Aazam Feiz, a lecturer in the UCSB religion department, said she felt moved to participate in the protests to support her community. Feiz grew up in Iran, where she received her graduate degree and was forced to comply with Islamic laws and dress codes such as the mandatory wearing of the hijab.
“When I heard the news about Mahsa Amini, the 22-year-old Iranian woman who was brutally murdered by the morality police, it was very different for me just to stand aside as a woman and as a person who was living in that country for many years,” Feiz said.
Feiz has taught at UCSB for seven years teaching Persian language, literature and cinema classes, and regularly organizes Persian cultural and social events through her department. She described the additional layer of grief she experienced on Sept. 22, the first day of classes at UCSB and what would have been Amini’s first day of university.

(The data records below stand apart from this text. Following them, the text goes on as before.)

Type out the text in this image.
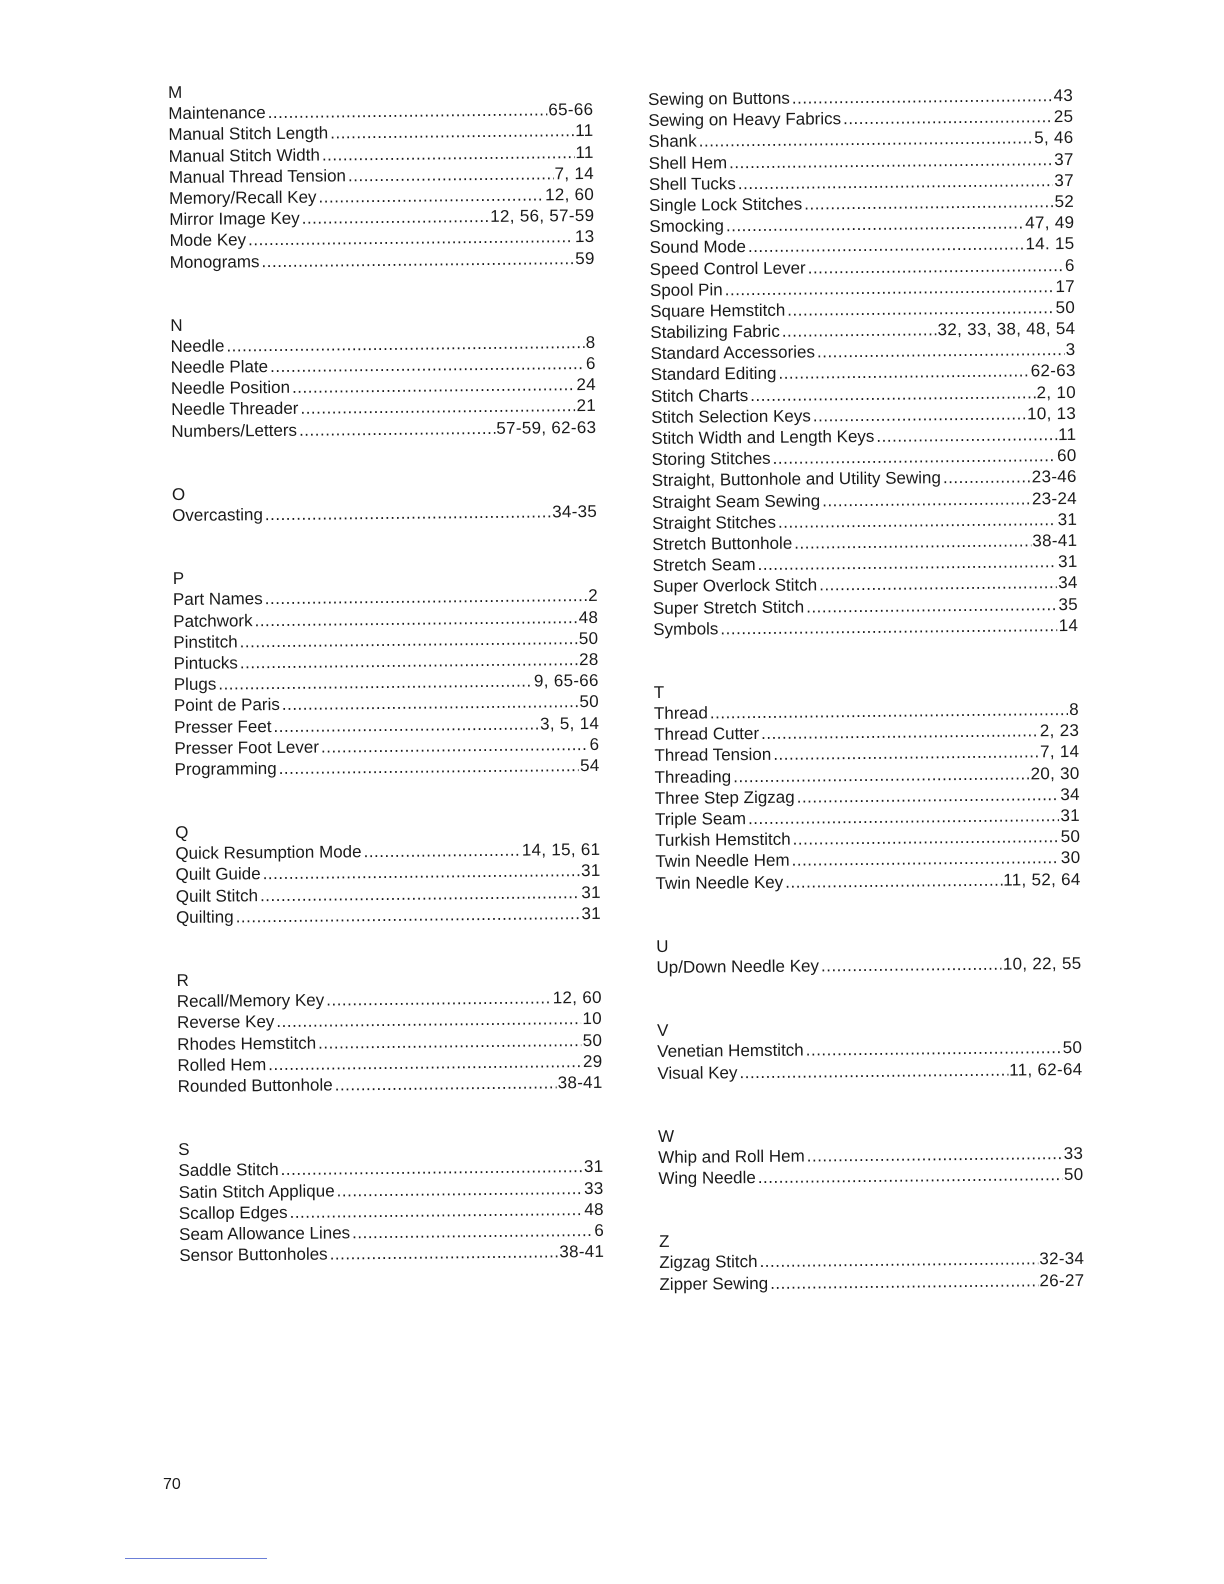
M
Maintenance .....	65-66
Manual Stitch Length .....	11
Manual Stitch Width .....	11
Manual Thread Tension .....	7, 14
Memory/Recall Key .....	12, 60
Mirror Image Key .....	12, 56, 57-59
Mode Key .....	13
Monograms .....	59
N
Needle .....	8
Needle Plate .....	6
Needle Position .....	24
Needle Threader .....	21
Numbers/Letters .....	57-59, 62-63
O
Overcasting .....	34-35
P
Part Names .....	2
Patchwork .....	48
Pinstitch .....	50
Pintucks .....	28
Plugs .....	9, 65-66
Point de Paris .....	50
Presser Feet .....	3, 5, 14
Presser Foot Lever .....	6
Programming .....	54
Q
Quick Resumption Mode .....	14, 15, 61
Quilt Guide .....	31
Quilt Stitch .....	31
Quilting .....	31
R
Recall/Memory Key .....	12, 60
Reverse Key .....	10
Rhodes Hemstitch .....	50
Rolled Hem .....	29
Rounded Buttonhole .....	38-41
S
Saddle Stitch .....	31
Satin Stitch Applique .....	33
Scallop Edges .....	48
Seam Allowance Lines .....	6
Sensor Buttonholes .....	38-41
Sewing on Buttons .....	43
Sewing on Heavy Fabrics .....	25
Shank .....	5, 46
Shell Hem .....	37
Shell Tucks .....	37
Single Lock Stitches .....	52
Smocking .....	47, 49
Sound Mode .....	14. 15
Speed Control Lever .....	6
Spool Pin .....	17
Square Hemstitch .....	50
Stabilizing Fabric .....	32, 33, 38, 48, 54
Standard Accessories .....	3
Standard Editing .....	62-63
Stitch Charts .....	2, 10
Stitch Selection Keys .....	10, 13
Stitch Width and Length Keys .....	11
Storing Stitches .....	60
Straight, Buttonhole and Utility Sewing .....	23-46
Straight Seam Sewing .....	23-24
Straight Stitches .....	31
Stretch Buttonhole .....	38-41
Stretch Seam .....	31
Super Overlock Stitch .....	34
Super Stretch Stitch .....	35
Symbols .....	14
T
Thread .....	8
Thread Cutter .....	2, 23
Thread Tension .....	7, 14
Threading .....	20, 30
Three Step Zigzag .....	34
Triple Seam .....	31
Turkish Hemstitch .....	50
Twin Needle Hem .....	30
Twin Needle Key .....	11, 52, 64
U
Up/Down Needle Key .....	10, 22, 55
V
Venetian Hemstitch .....	50
Visual Key .....	11, 62-64
W
Whip and Roll Hem .....	33
Wing Needle .....	50
Z
Zigzag Stitch .....	32-34
Zipper Sewing .....	26-27
70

“She was supposed to go and start her studies. It was the time for her to learn and get all her dreams. She was like a flower and it was time for her to bloom, but unfortunately they killed her and she has been buried and no longer with her family,” she said. “The Iranian regime insists they haven’t killed her … but they are killing people in the streets. It is so ironic to me. They are killing people to prove they have not killed Mahsa.”
The Iranian government cut off internet access in parts of Tehran and Kurdistan due to uprisings and protests following Amini’s death. Payandeh described his personal difficulties getting in contact with family members who live in Iran.
“We just know that people are being killed in the streets because they’re protesting. I myself haven’t heard about my family in almost a week,” Payandeh said. “This is another request that we have from other countries we have from the U.S. to be the voice. There’s no internet there. People are disconnected from the world — please be their voice.”
Feiz described the Iraniang government as “incapable” and pressed for an expansive revolution to bring democracy and freedom of speech, thought and religion to Iran.
“We want freedom, we want democracy in Iran, we want a better Iran,” Feiz said. “This time, it is different from before because enough is enough. We have seen a lot. We cannot believe their lies anymore.”
Payandeh said responses to the demonstration have been majoritively positive, with some exceptions.
“Some people know what’s going on in Iran and they support us. Some people unfortunately think that this is Islamophobia,” Payandeh said. “We have respect for all religions. What we want is the right to be free to choose your religion, to choose your lifestyle to wear or not to wear what you want.”
Payandeh added that standing up to the human rights abuses against Mahsa Amini reflects advocacy for women’s rights beyond Iran.
“If you stand up for Iranian women, then you send this message even to your own authorities to your own government that, ‘Hey, we are here for women and don’t you dare to touch other rights here because we stand up for all women around the world,’” he continued.
Although the UCSB protests have been organized individually, Payandeh said their group is in contact with Iranian communities at other universities to coordinate chants, draft joint statements and promote a consistent message.
“There’s not much we can do, and this is the only thing we can do,” he said. “If you look at just the Iranian community at UCSB, we have a small community — it’s not a big movement.”
Payandeh said that he hopes for the group, which is still in its infancy, to develop a long term focus and continue supporting Iranian human rights movements in the future.
“We still have to work and we need such groups to manage our protest and help people in my country,” he said. “Even if women can get their hijab rights, there are lots of other things that we have to fight for that I listed, lots of freedoms and rights that we don’t have right now.”
A version of this article appeared on p. 1 of the Sept. 29, 2022 print edition of the Daily Nexus.